Beratkan Warga, Kemenag Diminta Kaji Ulang Sejumlah Kebijakan
akil Ketua Majelis Syuro Partai Keadilan Sejahtera Hidayat Nur Wahid. (Foto: Kumparan)

JAKARTA, HALUAN.CO - Wakil Ketua Majelis Syuro Partai Keadilan Sejahtera (PKS) Hidayat Nur Wahid meminta agar Kementerian Agama (Kemenag) mengkaji ulang beberapa kebijakan yang sudah diterbitkan, diantaranya sertifikasi pra nikah hingga aturan menengenai majelis taklim.

"Keputusan Kemenag kita tentang majelis taklim dan juga tentang sertifikasi pranikah. Kami menyampaikan sebaiknya itu ditarik dulu, dikaji ulang," kata Hidayat, Minggu (15/12/2019).

Wakil Ketua MPR RI ini menilai, autran yang dibuat Kemenag itu malah bakal menimbulkan kesulitan bagi warga. Sebab, warga harus menyelesaikan persoalan yang negara tidak bisa selesaikan.

"Karena ketentuan di sana justru akan menimbulkan hal yang menyulitkan warga bangsa untuk sesuatu yang pemerintah tidak bisa melakukan dan menyelesaikannya," ungkapnya.

Selain itu, lanjut Hidayat, bila kebijakan soal sertifikasi pranikah itu bertujuan memberikan pendampingan, maka anggaran Kemenag tidak akan cukup untuk itu. Kemudian, jika kebijakan soal majelis taklim itu dilakukan untuk menangkal radikalisme, setidaknya pemerintah harus memiliki definisi paten terkait apa itu radikalisme.
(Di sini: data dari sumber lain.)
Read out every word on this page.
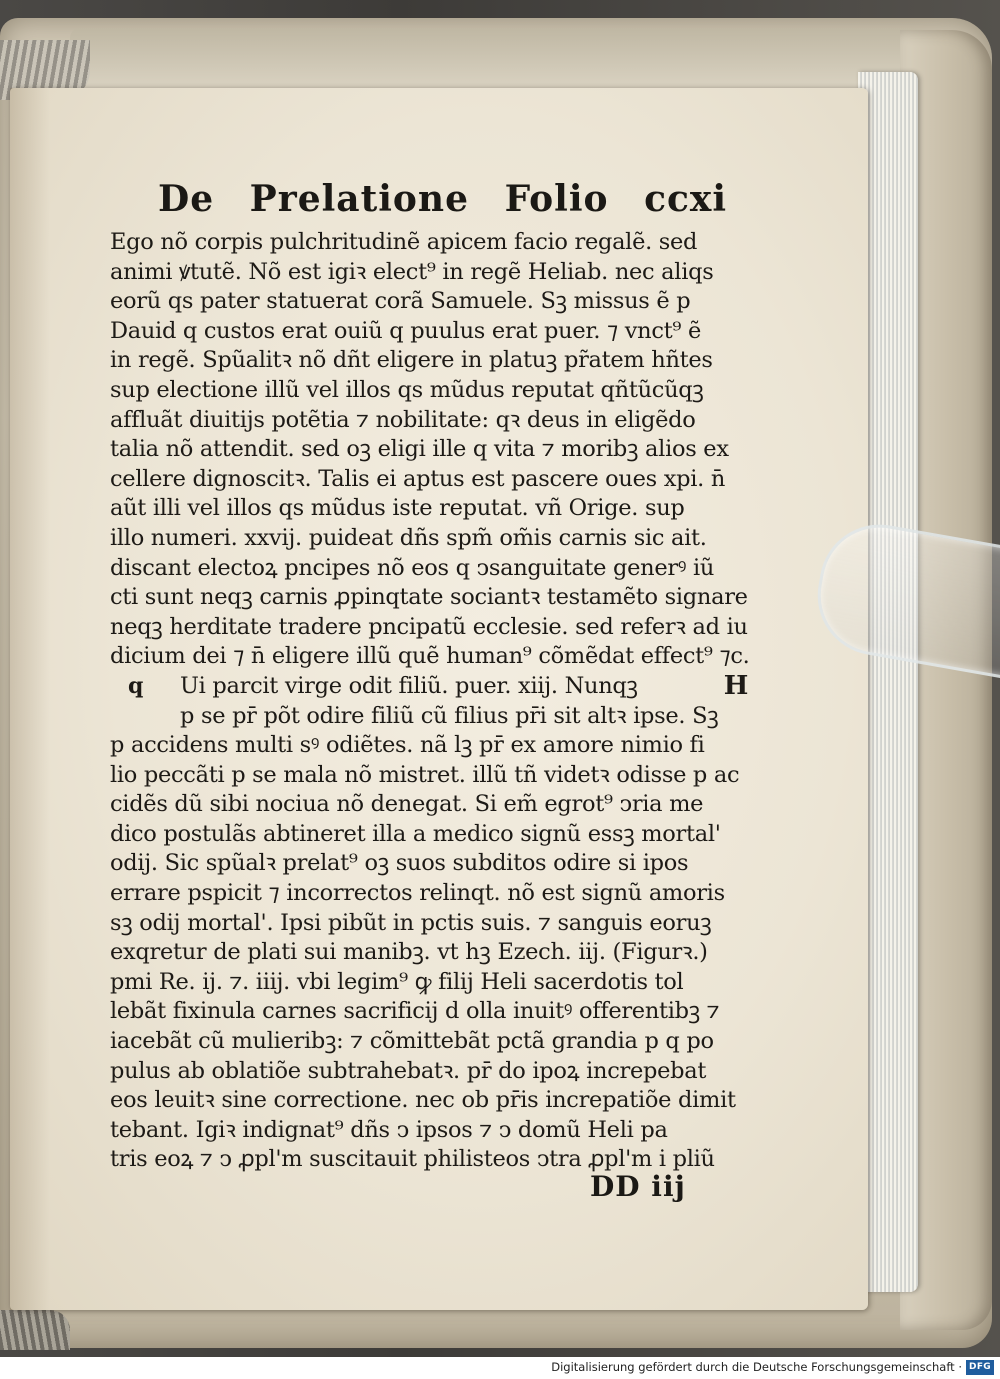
De Prelatione Folio ccxi
Ego nõ corpis pulchritudinẽ apicem facio regalẽ. sed
animi ꝟtutẽ. Nõ est igiꝛ elect⁹ in regẽ Heliab. nec aliqs
eorũ qs pater statuerat corã Samuele. Sꝫ missus ẽ p
Dauid q custos erat ouiũ q puulus erat puer. ⁊ vnct⁹ ẽ
in regẽ. Spũalitꝛ nõ dñt eligere in platuꝫ pr̃atem hñtes
sup electione illũ vel illos qs mũdus reputat qñtũcũqꝫ
affluãt diuitijs potẽtia ⁊ nobilitate: qꝛ deus in eligẽdo
talia nõ attendit. sed oꝫ eligi ille q vita ⁊ moribꝫ alios ex
cellere dignoscitꝛ. Talis ei aptus est pascere oues xpi. n̄
aũt illi vel illos qs mũdus iste reputat. vñ Orige. sup
illo numeri. xxvij. puideat dñs spm̃ om̃is carnis sic ait.
discant electoꝝ pncipes nõ eos q ↄsanguitate generꝰ iũ
cti sunt neqꝫ carnis ꝓpinqtate sociantꝛ testamẽto signare
neqꝫ herditate tradere pncipatũ ecclesie. sed referꝛ ad iu
dicium dei ⁊ n̄ eligere illũ quẽ human⁹ cõmẽdat effect⁹ ⁊c.
q Ui parcit virge odit filiũ. puer. xiij. Nunqꝫ	H
p se pr̄ põt odire filiũ cũ filius pr̄i sit altꝛ ipse. Sꝫ
p accidens multi sꝰ odiẽtes. nã lꝫ pr̄ ex amore nimio fi
lio peccãti p se mala nõ mistret. illũ tñ videtꝛ odisse p ac
cidẽs dũ sibi nociua nõ denegat. Si em̃ egrot⁹ ↄria me
dico postulãs abtineret illa a medico signũ essꝫ mortal'
odij. Sic spũalꝛ prelat⁹ oꝫ suos subditos odire si ipos
errare pspicit ⁊ incorrectos relinqt. nõ est signũ amoris
sꝫ odij mortal'. Ipsi pibũt in pctis suis. ⁊ sanguis eoruꝫ
exqretur de plati sui manibꝫ. vt hꝫ Ezech. iij. (Figurꝛ.)
pmi Re. ij. ⁊. iiij. vbi legim⁹ ꝙ filij Heli sacerdotis tol
lebãt fixinula carnes sacrificij d olla inuitꝰ offerentibꝫ ⁊
iacebãt cũ mulieribꝫ: ⁊ cõmittebãt pctã grandia p q po
pulus ab oblatiõe subtrahebatꝛ. pr̄ do ipoꝝ increpebat
eos leuitꝛ sine correctione. nec ob pr̄is increpatiõe dimit
tebant. Igiꝛ indignat⁹ dñs ↄ ipsos ⁊ ↄ domũ Heli pa
tris eoꝝ ⁊ ↄ ꝓpl'm suscitauit philisteos ↄtra ꝓpl'm i pliũ
DD iij
Digitalisierung gefördert durch die Deutsche Forschungsgemeinschaft · DFG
"Kalau maksud sertifikasi pranikah maupun keputusan Menag terkait majelis taklim dalam rangka pendataan supaya nanti tidak terjadi radikalisme dan supaya bisa memberi bantuan, untuk bantuan, jelas anggaran Kemenag sangat kecil. Tidak mungkin untuk yang sekarang yang sangat tidak cukup, apa lagi nanti dikaitkan dengan majelis taklim," katanya.

"Radikalisme sampai hari ini tidak jelas definisinya. Kalau yang diinginkan radikalisme mengubah ideologi negara, maka yang jelas yang mengubah ideologi negara kan ada komunisme, separatisme," sambungnya.

Hidayat menegaskan, pasangan yang akan menikah, bukanlah hendak melakukan radikalisme. Begitu pula dengan orang yang ingin menyelenggarakan sebuah pengajian, tentu tidak dalam upaya melawan negara. Hidayat mengatakan, lebih baik negara memberikan payung hukum agar majelis taklim dapat berkembang lebih baik.

"Saya yakin itu tidak dilakukan oleh para pria yang ingin jadi pengantin dan atau mereka yang ingin menyelenggarakan majelis taklim. Majelis taklim tak pernah mengajarkan tentang melawan negara. Sebaiknya justru negara memberikan payung hukum yang memungkinkan majelis taklim bisa berkembang lebih baik lagi," tukasnya.